Your 4-step action plan

  1. Break up your sessions. Three 40-minute sessions across the week beat one 2-hour marathon. Always.
  2. Schedule your reviews. Whether you use an app, a calendar, or a Leitner box, the key is having a system that tells you when to come back.
  3. Test yourself every time. Passive re-reading doesn’t work. Flashcards, practice problems, blank-page recall — anything that forces retrieval.
  4. Track what’s weak. Focus your spacing on the material you keep getting wrong. Your strong topics need less attention. A good study app can automate this.

Your memory is designed to forget. Spaced repetition is how you override the default.


FAQ

What is spaced repetition in simple terms?

Spaced repetition means reviewing material at increasing intervals — for example, 1 day, 3 days, 1 week, 3 weeks after first learning it.
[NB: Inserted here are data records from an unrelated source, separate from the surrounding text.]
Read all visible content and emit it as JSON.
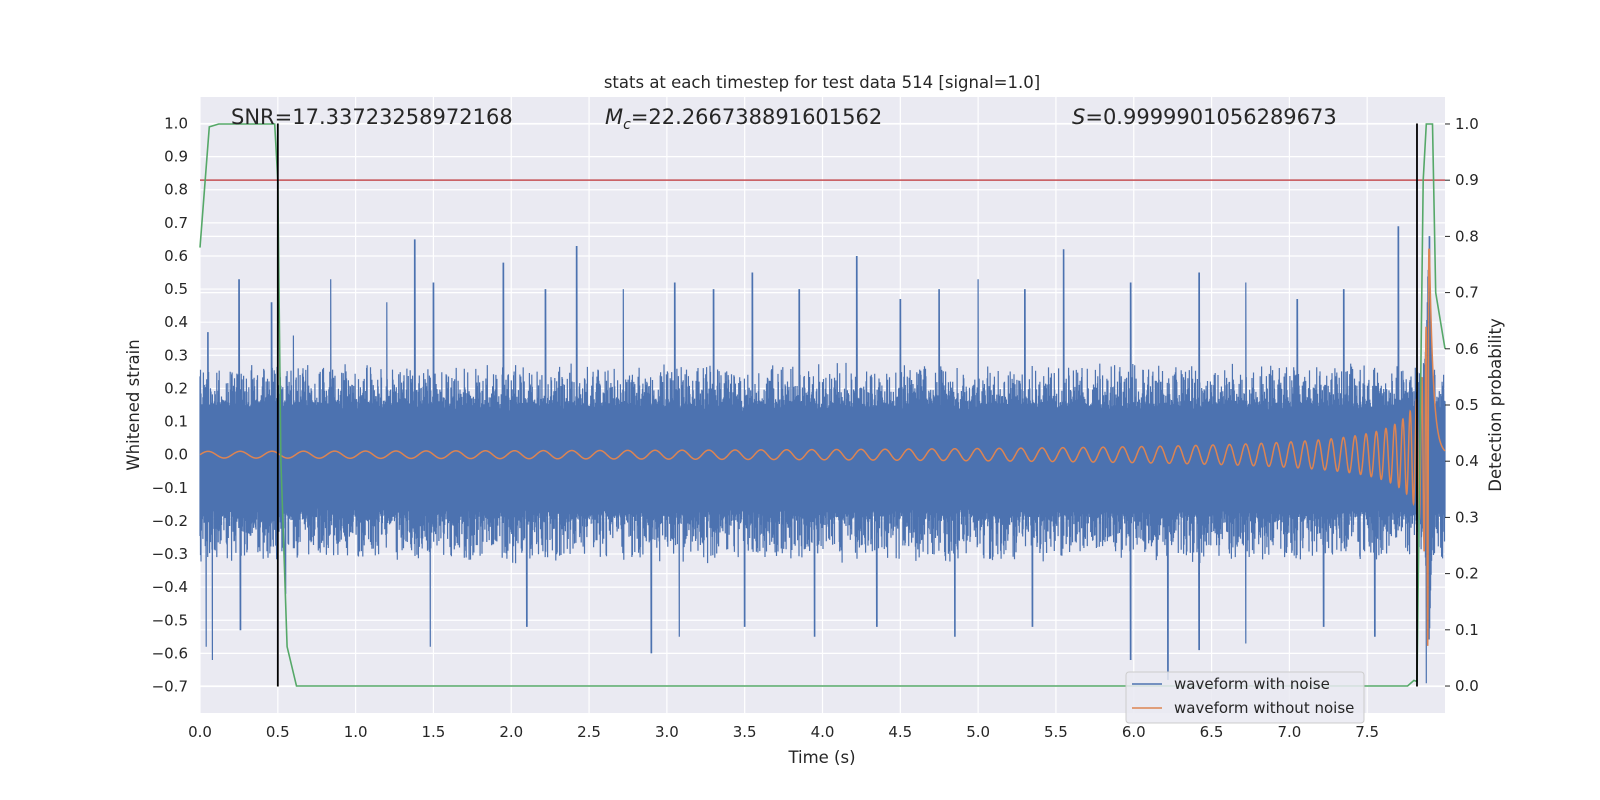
{
  "chart_data": {
    "type": "line",
    "title": "stats at each timestep for test data 514 [signal=1.0]",
    "xlabel": "Time (s)",
    "ylabel": "Whitened strain",
    "y2label": "Detection probability",
    "xlim": [
      0.0,
      8.0
    ],
    "ylim": [
      -0.78,
      1.08
    ],
    "y2lim": [
      -0.048,
      1.048
    ],
    "xticks": [
      "0.0",
      "0.5",
      "1.0",
      "1.5",
      "2.0",
      "2.5",
      "3.0",
      "3.5",
      "4.0",
      "4.5",
      "5.0",
      "5.5",
      "6.0",
      "6.5",
      "7.0",
      "7.5"
    ],
    "yticks": [
      "1.0",
      "0.9",
      "0.8",
      "0.7",
      "0.6",
      "0.5",
      "0.4",
      "0.3",
      "0.2",
      "0.1",
      "0.0",
      "−0.1",
      "−0.2",
      "−0.3",
      "−0.4",
      "−0.5",
      "−0.6",
      "−0.7"
    ],
    "y2ticks": [
      "1.0",
      "0.9",
      "0.8",
      "0.7",
      "0.6",
      "0.5",
      "0.4",
      "0.3",
      "0.2",
      "0.1",
      "0.0"
    ],
    "grid": true,
    "legend_position": "bottom-right",
    "colors": {
      "noise": "#4c72b0",
      "signal": "#dd8452",
      "probability": "#55a868",
      "threshold": "#c44e52",
      "markers": "#000000",
      "background": "#eaeaf2",
      "grid": "#ffffff"
    },
    "series": [
      {
        "name": "waveform with noise",
        "kind": "noise",
        "envelope_upper_peaks": [
          [
            0.05,
            0.37
          ],
          [
            0.25,
            0.53
          ],
          [
            0.46,
            0.46
          ],
          [
            0.6,
            0.36
          ],
          [
            0.84,
            0.53
          ],
          [
            1.2,
            0.46
          ],
          [
            1.38,
            0.65
          ],
          [
            1.5,
            0.52
          ],
          [
            1.95,
            0.58
          ],
          [
            2.22,
            0.5
          ],
          [
            2.42,
            0.63
          ],
          [
            2.72,
            0.5
          ],
          [
            3.05,
            0.52
          ],
          [
            3.3,
            0.5
          ],
          [
            3.55,
            0.55
          ],
          [
            3.85,
            0.5
          ],
          [
            4.22,
            0.6
          ],
          [
            4.5,
            0.47
          ],
          [
            4.75,
            0.5
          ],
          [
            5.0,
            0.53
          ],
          [
            5.3,
            0.5
          ],
          [
            5.55,
            0.62
          ],
          [
            5.98,
            0.52
          ],
          [
            6.42,
            0.55
          ],
          [
            6.72,
            0.52
          ],
          [
            7.05,
            0.47
          ],
          [
            7.35,
            0.5
          ],
          [
            7.7,
            0.69
          ],
          [
            7.9,
            0.66
          ]
        ],
        "envelope_lower_peaks": [
          [
            0.04,
            -0.58
          ],
          [
            0.08,
            -0.62
          ],
          [
            0.26,
            -0.53
          ],
          [
            0.55,
            -0.42
          ],
          [
            1.48,
            -0.58
          ],
          [
            2.1,
            -0.52
          ],
          [
            2.9,
            -0.6
          ],
          [
            3.08,
            -0.55
          ],
          [
            3.5,
            -0.52
          ],
          [
            3.95,
            -0.55
          ],
          [
            4.35,
            -0.52
          ],
          [
            4.85,
            -0.55
          ],
          [
            5.35,
            -0.52
          ],
          [
            5.98,
            -0.62
          ],
          [
            6.22,
            -0.68
          ],
          [
            6.42,
            -0.59
          ],
          [
            6.72,
            -0.57
          ],
          [
            7.22,
            -0.52
          ],
          [
            7.55,
            -0.55
          ],
          [
            7.88,
            -0.69
          ]
        ]
      },
      {
        "name": "waveform without noise",
        "kind": "chirp",
        "t_merger": 7.9,
        "chirp_power": 0.62,
        "amplitude_start": 0.01,
        "amplitude_peak": 0.62
      },
      {
        "name": "detection probability",
        "axis": "right",
        "points": [
          [
            0.0,
            0.78
          ],
          [
            0.06,
            0.995
          ],
          [
            0.12,
            1.0
          ],
          [
            0.48,
            1.0
          ],
          [
            0.5,
            0.9
          ],
          [
            0.52,
            0.4
          ],
          [
            0.56,
            0.07
          ],
          [
            0.62,
            0.0
          ],
          [
            7.76,
            0.0
          ],
          [
            7.8,
            0.01
          ],
          [
            7.82,
            0.008
          ],
          [
            7.86,
            0.9
          ],
          [
            7.88,
            1.0
          ],
          [
            7.92,
            1.0
          ],
          [
            7.94,
            0.7
          ],
          [
            8.0,
            0.6
          ]
        ]
      }
    ],
    "threshold": {
      "axis": "right",
      "value": 0.9
    },
    "vlines": [
      {
        "x": 0.5,
        "y": [
          -0.7,
          1.0
        ]
      },
      {
        "x": 7.82,
        "y": [
          -0.7,
          1.0
        ]
      }
    ],
    "annotations": {
      "snr": "SNR=17.33723258972168",
      "mc_symbol": "M",
      "mc_subscript": "c",
      "mc_value": "=22.266738891601562",
      "s_symbol": "S",
      "s_value": "=0.9999901056289673"
    },
    "legend": [
      "waveform with noise",
      "waveform without noise"
    ]
  }
}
Each review strengthens the memory trace and slows down forgetting, so you retain more with less total study time.

How long should I wait between study sessions?

It depends on your exam date. A practical rule: wait about 10–20% of the time you have left. If your test is in 10 days, review after 1–2 days. If it’s in 2 months, wait about 1–2 weeks between reviews.

Does spaced repetition work for STEM subjects?

Yes. The effect has been demonstrated across vocabulary, biology, history, math procedures, physics concepts, and medical terminology. It works for anything that requires long-term retention — which is most of what you study in college.

Is spaced repetition better than cramming?

Dramatically. Cramming produces short-term familiarity that fades within days. Spaced repetition produces durable recall that can last months or years. Cepeda’s 2006 meta-analysis of 254 studies confirmed this across virtually all tested conditions.

Can I do spaced repetition without an app?

Absolutely. The Leitner box system and simple calendar scheduling both work. Apps just automate the interval calculations and make it easier to stay consistent, especially with large volumes of material.


References

  • Cepeda, N. J., Pashler, H., Vul, E., Wixted, J. T., & Rohrer, D. (2006). Distributed practice in verbal recall tasks. Psychological Bulletin, 132(3), 354–380.
  • Dunlosky, J., Rawson, K. A., Marsh, E. J., Nathan, M. J., & Willingham, D. T. (2013). Improving students’ learning with effective learning techniques. Psychological Science in the Public Interest, 14(1), 4–58.
  • Karpicke, J. D., & Blunt, J. R. (2011). Retrieval practice produces more learning than elaborative studying with concept mapping. Science, 331(6018), 772–775.
  • Bjork, R. A., & Bjork, E. L. (2011). Making things hard on yourself, but in a good way. In M. A. Gernsbacher et al. (Eds.), Psychology and the real world (pp. 56–64).